After printing the above error, Wayland does seem to create a window according to the taskbar, but it's permanently invisible and can't be focused, doesn't respond to keystrokes, etc.

Code snippet used
import org.lwjgl.*
import org.lwjgl.glfw.*
import org.lwjgl.opengl.*
import org.lwjgl.system.MemoryStack
import org.joml.*
import org.lwjgl.system.MemoryUtil
import java.nio.FloatBuffer

class Engine {
    private val windowHandle: Long
    private var shaderProgram: Int = 0
    private var vao: Int = 0
    private var vbo: Int = 0

    companion object {
        const val WIDTH = 800
        const val HEIGHT = 600
        const val TITLE = "WIP Engine"

        // Vertex data for triangle (position x, y, z)
        private val VERTICES = floatArrayOf(
            -0.5f, -0.5f, 0.0f,
            0.5f, -0.5f, 0.0f,
            0.0f, 0.5f, 0.0f
        )
    }

    init {
        GLFWErrorCallback.createPrint(System.err).set()
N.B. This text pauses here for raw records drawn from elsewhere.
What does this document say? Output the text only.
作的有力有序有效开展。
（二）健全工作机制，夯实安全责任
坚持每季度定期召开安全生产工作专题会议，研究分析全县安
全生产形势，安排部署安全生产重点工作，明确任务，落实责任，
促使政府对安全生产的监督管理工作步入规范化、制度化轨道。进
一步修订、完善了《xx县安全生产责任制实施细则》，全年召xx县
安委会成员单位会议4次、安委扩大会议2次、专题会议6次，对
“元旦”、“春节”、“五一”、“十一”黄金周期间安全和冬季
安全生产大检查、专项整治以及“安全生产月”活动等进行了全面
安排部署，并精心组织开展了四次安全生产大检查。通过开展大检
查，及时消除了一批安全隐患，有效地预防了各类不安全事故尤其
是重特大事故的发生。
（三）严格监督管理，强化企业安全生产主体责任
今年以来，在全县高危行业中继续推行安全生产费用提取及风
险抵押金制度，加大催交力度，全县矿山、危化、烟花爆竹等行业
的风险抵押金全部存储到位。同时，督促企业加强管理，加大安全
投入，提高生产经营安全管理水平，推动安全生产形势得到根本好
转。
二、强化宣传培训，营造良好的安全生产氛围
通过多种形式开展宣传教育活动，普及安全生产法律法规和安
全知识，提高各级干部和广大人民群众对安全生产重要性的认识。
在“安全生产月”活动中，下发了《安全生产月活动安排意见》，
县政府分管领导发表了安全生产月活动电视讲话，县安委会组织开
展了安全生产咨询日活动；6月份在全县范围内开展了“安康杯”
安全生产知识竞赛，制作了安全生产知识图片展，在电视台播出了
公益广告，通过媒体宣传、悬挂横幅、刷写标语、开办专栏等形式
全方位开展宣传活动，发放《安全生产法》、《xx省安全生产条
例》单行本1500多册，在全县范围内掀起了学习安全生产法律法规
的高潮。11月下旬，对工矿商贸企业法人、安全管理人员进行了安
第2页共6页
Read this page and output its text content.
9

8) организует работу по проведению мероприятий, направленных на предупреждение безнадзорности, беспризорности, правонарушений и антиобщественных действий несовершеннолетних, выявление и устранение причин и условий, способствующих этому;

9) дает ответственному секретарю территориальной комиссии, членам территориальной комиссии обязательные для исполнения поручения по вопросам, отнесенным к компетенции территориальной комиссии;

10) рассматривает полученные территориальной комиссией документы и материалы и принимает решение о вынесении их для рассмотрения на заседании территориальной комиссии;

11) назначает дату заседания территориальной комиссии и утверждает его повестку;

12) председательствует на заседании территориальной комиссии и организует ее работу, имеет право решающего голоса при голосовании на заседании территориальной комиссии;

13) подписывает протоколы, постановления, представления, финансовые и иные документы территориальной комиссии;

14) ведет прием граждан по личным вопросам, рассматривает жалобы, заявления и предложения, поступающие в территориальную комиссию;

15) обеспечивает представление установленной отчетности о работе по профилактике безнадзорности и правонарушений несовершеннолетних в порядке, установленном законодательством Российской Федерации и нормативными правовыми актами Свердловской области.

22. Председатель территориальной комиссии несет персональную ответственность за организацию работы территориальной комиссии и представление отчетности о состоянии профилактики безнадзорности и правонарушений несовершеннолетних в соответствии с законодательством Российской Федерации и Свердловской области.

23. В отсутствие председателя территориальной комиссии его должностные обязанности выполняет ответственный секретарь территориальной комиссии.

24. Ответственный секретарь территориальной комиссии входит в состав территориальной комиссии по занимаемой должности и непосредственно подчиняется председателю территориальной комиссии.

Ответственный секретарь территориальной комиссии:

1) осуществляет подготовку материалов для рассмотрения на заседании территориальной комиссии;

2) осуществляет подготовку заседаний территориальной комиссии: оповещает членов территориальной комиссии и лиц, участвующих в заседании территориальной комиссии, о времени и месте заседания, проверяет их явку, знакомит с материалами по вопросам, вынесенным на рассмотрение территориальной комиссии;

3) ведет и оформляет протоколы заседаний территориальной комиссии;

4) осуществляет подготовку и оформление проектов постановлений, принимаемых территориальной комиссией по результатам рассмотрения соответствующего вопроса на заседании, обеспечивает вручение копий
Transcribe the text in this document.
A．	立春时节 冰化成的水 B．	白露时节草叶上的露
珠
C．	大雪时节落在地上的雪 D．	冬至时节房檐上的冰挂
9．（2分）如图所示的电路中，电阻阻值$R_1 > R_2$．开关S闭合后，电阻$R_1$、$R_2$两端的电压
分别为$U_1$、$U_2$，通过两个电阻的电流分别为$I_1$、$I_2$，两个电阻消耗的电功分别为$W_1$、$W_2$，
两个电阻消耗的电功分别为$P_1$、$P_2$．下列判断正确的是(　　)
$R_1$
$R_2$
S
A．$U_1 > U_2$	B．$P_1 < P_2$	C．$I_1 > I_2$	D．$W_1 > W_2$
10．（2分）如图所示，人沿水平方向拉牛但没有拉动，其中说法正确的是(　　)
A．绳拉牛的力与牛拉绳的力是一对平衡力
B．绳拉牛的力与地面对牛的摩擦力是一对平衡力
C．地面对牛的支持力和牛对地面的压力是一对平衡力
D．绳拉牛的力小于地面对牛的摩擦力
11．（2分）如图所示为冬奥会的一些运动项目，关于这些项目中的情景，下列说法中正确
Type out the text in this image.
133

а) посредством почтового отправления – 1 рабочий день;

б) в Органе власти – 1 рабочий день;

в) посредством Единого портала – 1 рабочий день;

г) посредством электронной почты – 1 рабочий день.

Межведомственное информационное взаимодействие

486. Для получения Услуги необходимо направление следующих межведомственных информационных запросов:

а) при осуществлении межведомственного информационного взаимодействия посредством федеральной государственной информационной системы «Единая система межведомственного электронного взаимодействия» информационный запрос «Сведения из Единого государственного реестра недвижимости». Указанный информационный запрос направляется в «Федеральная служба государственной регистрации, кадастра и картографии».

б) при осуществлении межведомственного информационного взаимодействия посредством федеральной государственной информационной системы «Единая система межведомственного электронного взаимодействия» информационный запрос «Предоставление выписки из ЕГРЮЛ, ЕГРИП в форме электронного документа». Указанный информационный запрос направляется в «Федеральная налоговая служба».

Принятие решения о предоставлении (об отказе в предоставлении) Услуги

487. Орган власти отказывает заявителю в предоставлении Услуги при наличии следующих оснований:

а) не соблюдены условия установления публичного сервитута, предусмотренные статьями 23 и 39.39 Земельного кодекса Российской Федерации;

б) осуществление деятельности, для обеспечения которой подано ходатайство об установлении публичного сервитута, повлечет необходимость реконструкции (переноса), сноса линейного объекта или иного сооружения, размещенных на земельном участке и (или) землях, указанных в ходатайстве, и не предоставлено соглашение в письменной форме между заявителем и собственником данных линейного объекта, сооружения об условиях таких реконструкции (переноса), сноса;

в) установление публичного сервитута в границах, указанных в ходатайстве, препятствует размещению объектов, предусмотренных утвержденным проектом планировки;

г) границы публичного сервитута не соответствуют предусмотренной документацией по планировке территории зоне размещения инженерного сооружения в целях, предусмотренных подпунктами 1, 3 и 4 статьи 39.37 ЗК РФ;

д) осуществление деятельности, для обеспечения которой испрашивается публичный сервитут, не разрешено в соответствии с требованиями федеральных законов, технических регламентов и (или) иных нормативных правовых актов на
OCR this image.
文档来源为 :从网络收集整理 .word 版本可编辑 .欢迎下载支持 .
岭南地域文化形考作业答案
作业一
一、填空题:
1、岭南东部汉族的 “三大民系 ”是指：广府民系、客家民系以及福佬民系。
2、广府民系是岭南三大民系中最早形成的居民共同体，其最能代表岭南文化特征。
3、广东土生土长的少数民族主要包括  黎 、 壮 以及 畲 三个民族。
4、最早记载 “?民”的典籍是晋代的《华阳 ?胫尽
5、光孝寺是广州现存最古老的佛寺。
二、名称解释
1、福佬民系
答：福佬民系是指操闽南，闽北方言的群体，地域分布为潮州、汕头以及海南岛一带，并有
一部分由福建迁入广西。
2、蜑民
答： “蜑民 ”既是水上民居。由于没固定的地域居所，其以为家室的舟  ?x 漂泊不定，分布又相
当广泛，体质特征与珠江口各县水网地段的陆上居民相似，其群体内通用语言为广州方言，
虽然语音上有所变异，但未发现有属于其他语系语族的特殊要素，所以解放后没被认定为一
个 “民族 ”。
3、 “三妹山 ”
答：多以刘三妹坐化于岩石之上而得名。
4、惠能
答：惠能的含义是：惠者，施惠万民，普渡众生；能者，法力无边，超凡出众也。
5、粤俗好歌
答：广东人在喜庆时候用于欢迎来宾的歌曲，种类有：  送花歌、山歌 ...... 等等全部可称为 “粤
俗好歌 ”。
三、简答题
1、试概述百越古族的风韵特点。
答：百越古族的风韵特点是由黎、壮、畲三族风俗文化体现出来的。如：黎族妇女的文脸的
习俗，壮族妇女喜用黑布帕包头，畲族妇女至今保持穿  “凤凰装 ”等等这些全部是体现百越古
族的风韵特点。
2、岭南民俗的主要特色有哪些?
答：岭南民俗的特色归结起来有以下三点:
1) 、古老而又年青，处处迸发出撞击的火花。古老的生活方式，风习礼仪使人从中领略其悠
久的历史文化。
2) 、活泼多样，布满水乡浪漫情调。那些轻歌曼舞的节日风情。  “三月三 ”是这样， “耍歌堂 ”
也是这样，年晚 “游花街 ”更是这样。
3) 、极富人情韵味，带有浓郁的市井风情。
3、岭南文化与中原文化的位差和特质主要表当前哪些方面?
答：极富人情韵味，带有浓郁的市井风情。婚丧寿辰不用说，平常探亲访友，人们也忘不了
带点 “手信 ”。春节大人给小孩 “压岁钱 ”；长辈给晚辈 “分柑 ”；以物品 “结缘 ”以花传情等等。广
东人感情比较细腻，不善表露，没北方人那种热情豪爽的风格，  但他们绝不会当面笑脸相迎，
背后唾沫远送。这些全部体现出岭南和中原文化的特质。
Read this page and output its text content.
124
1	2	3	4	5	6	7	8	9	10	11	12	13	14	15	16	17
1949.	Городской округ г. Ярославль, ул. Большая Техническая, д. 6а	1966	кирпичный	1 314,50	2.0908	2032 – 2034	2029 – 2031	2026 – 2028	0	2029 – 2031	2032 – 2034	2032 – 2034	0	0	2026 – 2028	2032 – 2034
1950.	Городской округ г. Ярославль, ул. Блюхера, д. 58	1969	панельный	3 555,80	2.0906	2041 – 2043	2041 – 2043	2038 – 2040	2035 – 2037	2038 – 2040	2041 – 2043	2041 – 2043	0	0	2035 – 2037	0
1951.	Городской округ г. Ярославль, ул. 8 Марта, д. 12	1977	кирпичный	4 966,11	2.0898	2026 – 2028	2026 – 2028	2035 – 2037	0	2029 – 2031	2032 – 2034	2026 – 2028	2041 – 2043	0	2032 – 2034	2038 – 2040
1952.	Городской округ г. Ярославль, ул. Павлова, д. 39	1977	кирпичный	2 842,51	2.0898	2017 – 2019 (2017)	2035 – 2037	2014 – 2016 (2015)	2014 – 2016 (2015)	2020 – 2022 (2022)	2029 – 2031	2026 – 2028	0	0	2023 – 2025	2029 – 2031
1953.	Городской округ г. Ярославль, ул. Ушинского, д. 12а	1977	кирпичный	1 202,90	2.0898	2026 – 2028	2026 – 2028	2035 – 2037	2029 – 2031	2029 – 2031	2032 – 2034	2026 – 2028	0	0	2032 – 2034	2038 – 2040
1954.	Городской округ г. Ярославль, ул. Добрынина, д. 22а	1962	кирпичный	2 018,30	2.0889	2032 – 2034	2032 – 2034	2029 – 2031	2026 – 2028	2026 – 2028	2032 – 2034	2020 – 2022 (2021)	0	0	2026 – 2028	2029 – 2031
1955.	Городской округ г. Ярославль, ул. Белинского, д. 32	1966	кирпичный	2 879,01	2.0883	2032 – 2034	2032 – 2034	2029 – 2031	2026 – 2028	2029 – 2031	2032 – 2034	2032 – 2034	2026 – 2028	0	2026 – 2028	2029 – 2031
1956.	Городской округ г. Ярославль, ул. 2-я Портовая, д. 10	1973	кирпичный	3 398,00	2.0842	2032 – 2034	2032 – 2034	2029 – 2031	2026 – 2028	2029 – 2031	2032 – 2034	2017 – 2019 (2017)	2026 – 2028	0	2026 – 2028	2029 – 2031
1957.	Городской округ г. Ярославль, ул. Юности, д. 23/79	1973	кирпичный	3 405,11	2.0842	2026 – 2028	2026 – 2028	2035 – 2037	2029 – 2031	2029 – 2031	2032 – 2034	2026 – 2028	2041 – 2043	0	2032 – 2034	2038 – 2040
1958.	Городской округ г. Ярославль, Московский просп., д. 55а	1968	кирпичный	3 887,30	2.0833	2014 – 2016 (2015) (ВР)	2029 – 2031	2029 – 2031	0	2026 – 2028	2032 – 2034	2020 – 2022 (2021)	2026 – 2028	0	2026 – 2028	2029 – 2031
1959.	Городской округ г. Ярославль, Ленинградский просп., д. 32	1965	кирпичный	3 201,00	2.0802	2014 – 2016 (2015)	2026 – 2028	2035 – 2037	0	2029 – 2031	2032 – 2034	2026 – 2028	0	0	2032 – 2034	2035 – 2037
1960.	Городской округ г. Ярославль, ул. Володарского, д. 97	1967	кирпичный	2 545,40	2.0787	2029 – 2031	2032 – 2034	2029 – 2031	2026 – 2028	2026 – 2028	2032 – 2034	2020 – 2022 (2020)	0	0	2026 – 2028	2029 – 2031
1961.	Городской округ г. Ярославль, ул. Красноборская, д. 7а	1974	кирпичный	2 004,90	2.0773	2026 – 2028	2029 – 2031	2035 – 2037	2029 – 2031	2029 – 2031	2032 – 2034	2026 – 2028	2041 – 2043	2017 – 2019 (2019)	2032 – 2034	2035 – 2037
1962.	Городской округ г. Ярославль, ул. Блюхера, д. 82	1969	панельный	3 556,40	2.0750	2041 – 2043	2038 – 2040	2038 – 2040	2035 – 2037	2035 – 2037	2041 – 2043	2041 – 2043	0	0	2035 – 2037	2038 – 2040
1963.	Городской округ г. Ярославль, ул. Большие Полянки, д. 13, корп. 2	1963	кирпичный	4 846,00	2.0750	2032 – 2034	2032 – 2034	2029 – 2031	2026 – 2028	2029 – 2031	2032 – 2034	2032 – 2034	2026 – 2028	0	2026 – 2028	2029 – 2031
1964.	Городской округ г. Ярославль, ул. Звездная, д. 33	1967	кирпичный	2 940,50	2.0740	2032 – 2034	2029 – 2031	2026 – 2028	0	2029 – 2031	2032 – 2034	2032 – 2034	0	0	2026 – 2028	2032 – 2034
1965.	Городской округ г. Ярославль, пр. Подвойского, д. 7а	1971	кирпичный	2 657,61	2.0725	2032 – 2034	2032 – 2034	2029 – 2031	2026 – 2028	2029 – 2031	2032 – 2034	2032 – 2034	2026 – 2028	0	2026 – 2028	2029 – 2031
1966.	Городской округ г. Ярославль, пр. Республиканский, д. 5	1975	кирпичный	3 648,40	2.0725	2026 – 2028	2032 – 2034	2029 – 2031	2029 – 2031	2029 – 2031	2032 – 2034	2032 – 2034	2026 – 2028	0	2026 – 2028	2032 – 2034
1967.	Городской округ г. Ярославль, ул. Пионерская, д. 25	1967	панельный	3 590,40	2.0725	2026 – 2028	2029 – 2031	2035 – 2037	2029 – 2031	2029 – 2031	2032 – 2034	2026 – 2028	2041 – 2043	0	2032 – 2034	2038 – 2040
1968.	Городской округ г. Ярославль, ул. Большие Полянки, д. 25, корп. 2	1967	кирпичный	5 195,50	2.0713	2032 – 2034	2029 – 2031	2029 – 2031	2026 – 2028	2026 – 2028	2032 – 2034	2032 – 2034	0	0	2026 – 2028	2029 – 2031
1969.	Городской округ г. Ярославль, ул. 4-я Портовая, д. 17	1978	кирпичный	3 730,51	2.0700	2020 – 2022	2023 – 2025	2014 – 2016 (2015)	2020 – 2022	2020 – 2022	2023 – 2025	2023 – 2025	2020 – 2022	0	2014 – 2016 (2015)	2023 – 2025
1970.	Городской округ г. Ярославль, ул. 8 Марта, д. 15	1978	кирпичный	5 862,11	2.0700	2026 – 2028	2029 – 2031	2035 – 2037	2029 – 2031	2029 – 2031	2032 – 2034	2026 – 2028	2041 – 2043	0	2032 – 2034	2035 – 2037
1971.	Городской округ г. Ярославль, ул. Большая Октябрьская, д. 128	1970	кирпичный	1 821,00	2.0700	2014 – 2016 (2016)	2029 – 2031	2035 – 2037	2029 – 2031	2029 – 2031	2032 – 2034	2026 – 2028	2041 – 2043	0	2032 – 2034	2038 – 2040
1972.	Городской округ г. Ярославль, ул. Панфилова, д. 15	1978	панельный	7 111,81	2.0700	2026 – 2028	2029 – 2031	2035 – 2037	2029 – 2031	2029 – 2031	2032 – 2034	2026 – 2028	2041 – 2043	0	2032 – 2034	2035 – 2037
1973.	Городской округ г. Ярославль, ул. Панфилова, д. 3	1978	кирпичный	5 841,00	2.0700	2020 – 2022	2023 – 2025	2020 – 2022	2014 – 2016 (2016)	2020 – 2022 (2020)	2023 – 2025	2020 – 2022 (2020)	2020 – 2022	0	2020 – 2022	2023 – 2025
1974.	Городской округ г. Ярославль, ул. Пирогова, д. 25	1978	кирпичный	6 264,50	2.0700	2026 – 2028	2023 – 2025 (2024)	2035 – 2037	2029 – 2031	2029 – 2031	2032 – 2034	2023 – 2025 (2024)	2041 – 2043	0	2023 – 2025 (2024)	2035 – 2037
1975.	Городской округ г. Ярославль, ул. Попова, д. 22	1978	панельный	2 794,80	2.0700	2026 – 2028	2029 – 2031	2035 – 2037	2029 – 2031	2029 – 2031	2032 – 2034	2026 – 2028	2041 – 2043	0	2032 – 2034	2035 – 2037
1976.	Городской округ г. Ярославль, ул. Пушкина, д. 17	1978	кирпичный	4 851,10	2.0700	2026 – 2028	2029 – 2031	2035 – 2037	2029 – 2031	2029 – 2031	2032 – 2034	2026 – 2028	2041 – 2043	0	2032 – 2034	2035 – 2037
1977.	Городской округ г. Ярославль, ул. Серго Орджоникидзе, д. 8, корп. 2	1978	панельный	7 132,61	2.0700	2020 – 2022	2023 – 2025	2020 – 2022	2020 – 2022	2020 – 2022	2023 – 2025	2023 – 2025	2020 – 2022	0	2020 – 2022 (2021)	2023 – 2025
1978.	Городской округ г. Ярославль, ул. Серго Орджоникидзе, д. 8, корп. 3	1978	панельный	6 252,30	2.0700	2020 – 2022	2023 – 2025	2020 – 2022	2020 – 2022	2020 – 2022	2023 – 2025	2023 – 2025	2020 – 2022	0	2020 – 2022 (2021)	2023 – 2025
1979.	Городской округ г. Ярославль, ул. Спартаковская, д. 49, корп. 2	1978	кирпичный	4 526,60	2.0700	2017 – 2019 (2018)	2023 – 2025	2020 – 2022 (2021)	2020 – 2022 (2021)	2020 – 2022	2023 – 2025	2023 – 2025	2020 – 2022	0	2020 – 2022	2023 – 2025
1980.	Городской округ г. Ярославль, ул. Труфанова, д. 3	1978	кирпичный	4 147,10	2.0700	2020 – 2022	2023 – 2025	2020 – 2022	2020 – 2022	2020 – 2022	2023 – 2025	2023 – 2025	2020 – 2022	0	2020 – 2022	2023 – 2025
        // Initialize GLFW
        if (!GLFW.glfwInit()) {
            throw IllegalStateException("Unable to initialize GLFW")
        }

        // Configure window
        GLFW.glfwDefaultWindowHints()
        GLFW.glfwWindowHint(GLFW.GLFW_VISIBLE, GLFW.GLFW_FALSE)
        GLFW.glfwWindowHint(GLFW.GLFW_RESIZABLE, GLFW.GLFW_FALSE)
        GLFW.glfwWindowHint(GLFW.GLFW_CONTEXT_VERSION_MAJOR, 3)
        GLFW.glfwWindowHint(GLFW.GLFW_CONTEXT_VERSION_MINOR, 3)
        GLFW.glfwWindowHint(GLFW.GLFW_OPENGL_PROFILE, GLFW.GLFW_OPENGL_CORE_PROFILE)

        // Create window
        windowHandle = GLFW.glfwCreateWindow(WIDTH, HEIGHT, TITLE, 0, 0)
        if (windowHandle == MemoryUtil.NULL) {
            throw IllegalStateException("Failed to create GLFW window")
        }

        // Set up key callback
        GLFW.glfwSetKeyCallback(windowHandle) { window, key, _, action, _ ->
            if (key == GLFW.GLFW_KEY_ESCAPE && action == GLFW.GLFW_PRESS) {
                GLFW.glfwSetWindowShouldClose(window, true)
            }
        }

        // Make OpenGL context current
        GLFW.glfwMakeContextCurrent(windowHandle)
        GLFW.glfwShowWindow(windowHandle)
        GLFW.glfwSwapInterval(1)
        GL.createCapabilities()

        // Initialize shaders and buffers
        initShaders()
        initVAO()
    }

    private fun initShaders() {
        // Vertex shader
        val vertexShader = GL30.glCreateShader(GL30.GL_VERTEX_SHADER)
        GL30.glShaderSource(vertexShader, """
            #version 330 core
            layout (location = 0) in vec3 aPos;
            
            void main() {
                gl_Position = vec4(aPos.x, aPos.y, aPos.z, 1.0);
            }
        """.trimIndent())
        GL30.glCompileShader(vertexShader)
        checkShaderCompile(vertexShader)

        // Fragment shader
        val fragmentShader = GL30.glCreateShader(GL30.GL_FRAGMENT_SHADER)
        GL30.glShaderSource(fragmentShader, """
            #version 330 core
            out vec4 FragColor;
            
            void main() {
                FragColor = vec4(1.0, 1.0, 1.0, 1.0);
            }
        """.trimIndent())
        GL30.glCompileShader(fragmentShader)
        checkShaderCompile(fragmentShader)

        // Shader program
        shaderProgram = GL30.glCreateProgram()
        GL30.glAttachShader(shaderProgram, vertexShader)
        GL30.glAttachShader(shaderProgram, fragmentShader)
        GL30.glLinkProgram(shaderProgram)
        checkProgramLink()

        // Clean up shaders
        GL30.glDeleteShader(vertexShader)
        GL30.glDeleteShader(fragmentShader)
    }

    private fun initVAO() {
        // Generate and bind VAO
        vao = GL30.glGenVertexArrays()
        GL30.glBindVertexArray(vao)

        // Generate and bind VBO
        vbo = GL30.glGenBuffers()
        GL30.glBindBuffer(GL30.GL_ARRAY_BUFFER, vbo)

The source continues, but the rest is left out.